Les naturels, accourus les premiers jours pour assister à nos travaux, ne semblèrent pas s’y intéresser; ils se firent bientôt de plus en plus rares, et s’en éloignèrent enfin complètement. Parfois néanmoins des canaques étrangers à la baie arrivaient au fort, mais ils se contentaient de mesurer la longueur de nos magasins, puis ils s’en retournaient satisfaits. A n’en pas douter, ils prenaient en pitié des gens qui se donnent tant de peine et, dépensent un temps si long pour se loger, lorsque le bois et les feuilles qu’ils ont sous la main suffisent à bâtir partout et en quelques heures une habitation solide et spacieuse. Cependant Te-Moana était dévoré par un souci. Les Taïoas ne semblaient guère songer à exécuter la principale clause du traité conclu à bord de la Reine-Blanche. Le canot qui les avait reconduits était revenu de la baie d’Acauï avec un présent assez considérable de porcs, de poules et de légumes pour les Français; mais il n’avait pas été question de l’épouse du chef, et quelque Pâris tatoué s’obstinait à garder Hélène.
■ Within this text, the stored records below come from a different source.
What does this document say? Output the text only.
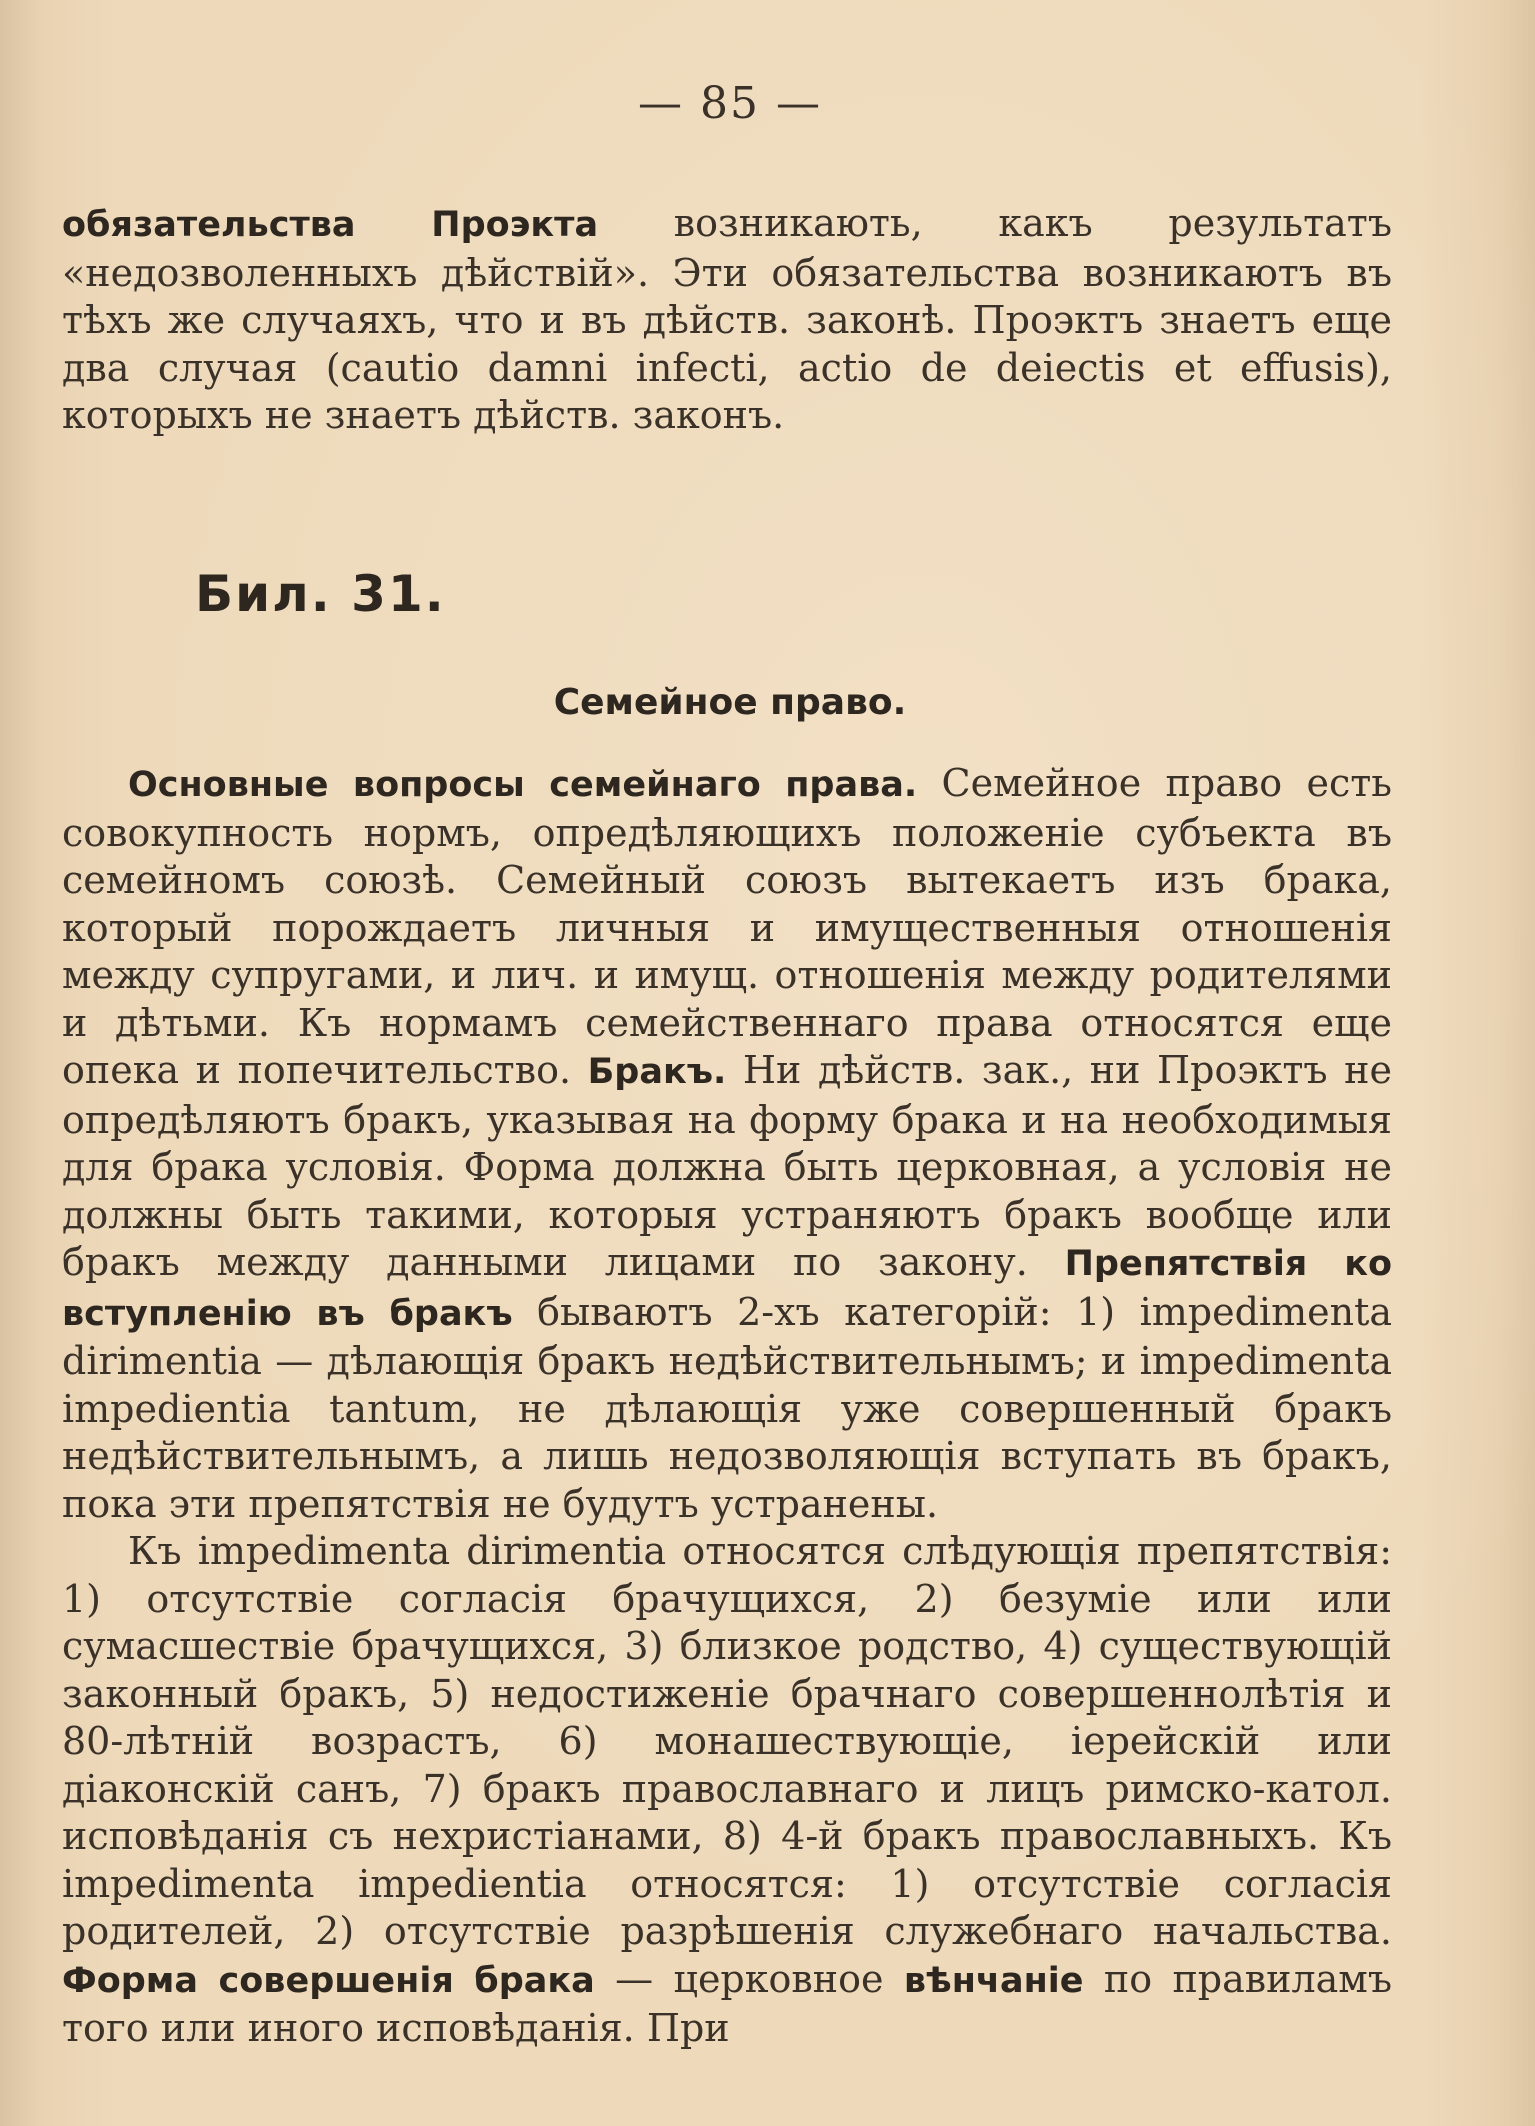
— 85 —

обязательства Проэкта возникають, какъ результатъ «недозволенныхъ дѣйствій». Эти обязательства возникаютъ въ тѣхъ же случаяхъ, что и въ дѣйств. законѣ. Проэктъ знаетъ еще два случая (cautio damni infecti, actio de deiectis et effusis), которыхъ не знаетъ дѣйств. законъ.

Бил. 31.
Семейное право.

Основные вопросы семейнаго права. Семейное право есть совокупность нормъ, опредѣляющихъ положеніе субъекта въ семейномъ союзѣ. Семейный союзъ вытекаетъ изъ брака, который порождаетъ личныя и имущественныя отношенія между супругами, и лич. и имущ. отношенія между родителями и дѣтьми. Къ нормамъ семейственнаго права относятся еще опека и попечительство. Бракъ. Ни дѣйств. зак., ни Проэктъ не опредѣляютъ бракъ, указывая на форму брака и на необходимыя для брака условія. Форма должна быть церковная, а условія не должны быть такими, которыя устраняютъ бракъ вообще или бракъ между данными лицами по закону. Препятствія ко вступленію въ бракъ бываютъ 2-хъ категорій: 1) impedimenta dirimentia — дѣлающія бракъ недѣйствительнымъ; и impedimenta impedientia tantum, не дѣлающія уже совершенный бракъ недѣйствительнымъ, а лишь недозволяющія вступать въ бракъ, пока эти препятствія не будутъ устранены.

Къ impedimenta dirimentia относятся слѣдующія препятствія: 1) отсутствіе согласія брачущихся, 2) безуміе или или сумасшествіе брачущихся, 3) близкое родство, 4) существующій законный бракъ, 5) недостиженіе брачнаго совершеннолѣтія и 80-лѣтній возрастъ, 6) монашествующіе, іерейскій или діаконскій санъ, 7) бракъ православнаго и лицъ римско-катол. исповѣданія съ нехристіанами, 8) 4-й бракъ православныхъ. Къ impedimenta impedientia относятся: 1) отсутствіе согласія родителей, 2) отсутствіе разрѣшенія служебнаго начальства. Форма совершенія брака — церковное вѣнчаніе по правиламъ того или иного исповѣданія. При
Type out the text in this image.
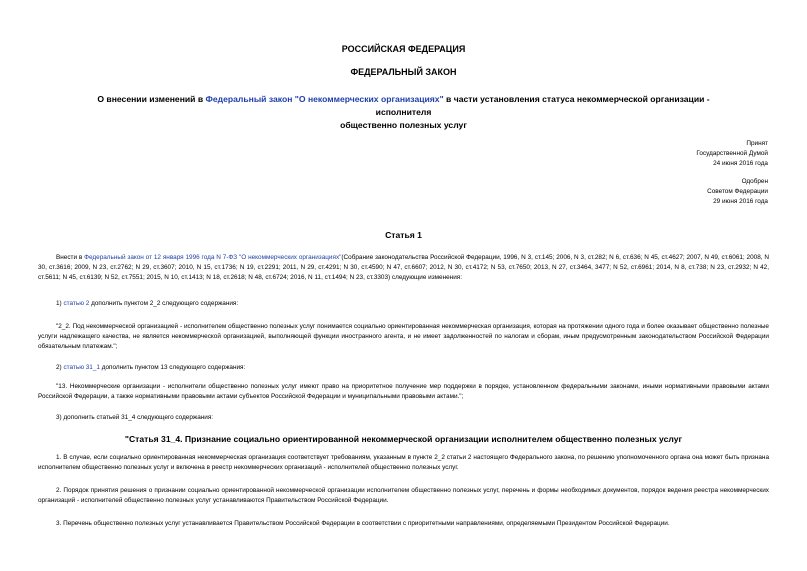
РОССИЙСКАЯ ФЕДЕРАЦИЯ
ФЕДЕРАЛЬНЫЙ ЗАКОН
О внесении изменений в Федеральный закон "О некоммерческих организациях" в части установления статуса некоммерческой организации - исполнителя
общественно полезных услуг
Принят
Государственной Думой
24 июня 2016 года
Одобрен
Советом Федерации
29 июня 2016 года
Статья 1
Внести в Федеральный закон от 12 января 1996 года N 7-ФЗ "О некоммерческих организациях"(Собрание законодательства Российской Федерации, 1996, N 3, ст.145; 2006, N 3, ст.282; N 6, ст.636; N 45, ст.4627; 2007, N 49, ст.6061; 2008, N 30, ст.3616; 2009, N 23, ст.2762; N 29, ст.3607; 2010, N 15, ст.1736; N 19, ст.2291; 2011, N 29, ст.4291; N 30, ст.4590; N 47, ст.6607; 2012, N 30, ст.4172; N 53, ст.7650; 2013, N 27, ст.3464, 3477; N 52, ст.6961; 2014, N 8, ст.738; N 23, ст.2932; N 42, ст.5611; N 45, ст.6139; N 52, ст.7551; 2015, N 10, ст.1413; N 18, ст.2618; N 48, ст.6724; 2016, N 11, ст.1494; N 23, ст.3303) следующие изменения:
1) статью 2 дополнить пунктом 2_2 следующего содержания:
"2_2. Под некоммерческой организацией - исполнителем общественно полезных услуг понимается социально ориентированная некоммерческая организация, которая на протяжении одного года и более оказывает общественно полезные услуги надлежащего качества, не является некоммерческой организацией, выполняющей функции иностранного агента, и не имеет задолженностей по налогам и сборам, иным предусмотренным законодательством Российской Федерации обязательным платежам.";
2) статью 31_1 дополнить пунктом 13 следующего содержания:
"13. Некоммерческие организации - исполнители общественно полезных услуг имеют право на приоритетное получение мер поддержки в порядке, установленном федеральными законами, иными нормативными правовыми актами Российской Федерации, а также нормативными правовыми актами субъектов Российской Федерации и муниципальными правовыми актами.";
3) дополнить статьей 31_4 следующего содержания:
"Статья 31_4. Признание социально ориентированной некоммерческой организации исполнителем общественно полезных услуг
1. В случае, если социально ориентированная некоммерческая организация соответствует требованиям, указанным в пункте 2_2 статьи 2 настоящего Федерального закона, по решению уполномоченного органа она может быть признана исполнителем общественно полезных услуг и включена в реестр некоммерческих организаций - исполнителей общественно полезных услуг.
2. Порядок принятия решения о признании социально ориентированной некоммерческой организации исполнителем общественно полезных услуг, перечень и формы необходимых документов, порядок ведения реестра некоммерческих организаций - исполнителей общественно полезных услуг устанавливаются Правительством Российской Федерации.
3. Перечень общественно полезных услуг устанавливается Правительством Российской Федерации в соответствии с приоритетными направлениями, определяемыми Президентом Российской Федерации.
Pour distraire son impatience et son chagrin, Te-Moana, chaque soir, s’enivrait de namou, de conserve avec son oncle Nichïtu, après s’être évertué le matin à crever, en courant à fond de train autour de la baie, un petit étalon du Chili venu sur le Jules-César avec deux jumens pleines et quelques ânes destinés au transport de l’eau. Le débarquement de ces animaux n’avait pas été un médiocre événement à Taiohaë. La population, effarouchée par les hennissemens et les cabrioles dont ils saluèrent la terre ferme, s’était enfuie d’abord en poussant des cris de terreur; mais elle se familiarisa vite avec ces hôtes d’un nouveau genre, et à toute heure on pouvait voir au loin Te-Moana vêtu de rouge et cramponné à sa monture comme un singe du Cirque, se livrant autour de la baie à une équitation insensée.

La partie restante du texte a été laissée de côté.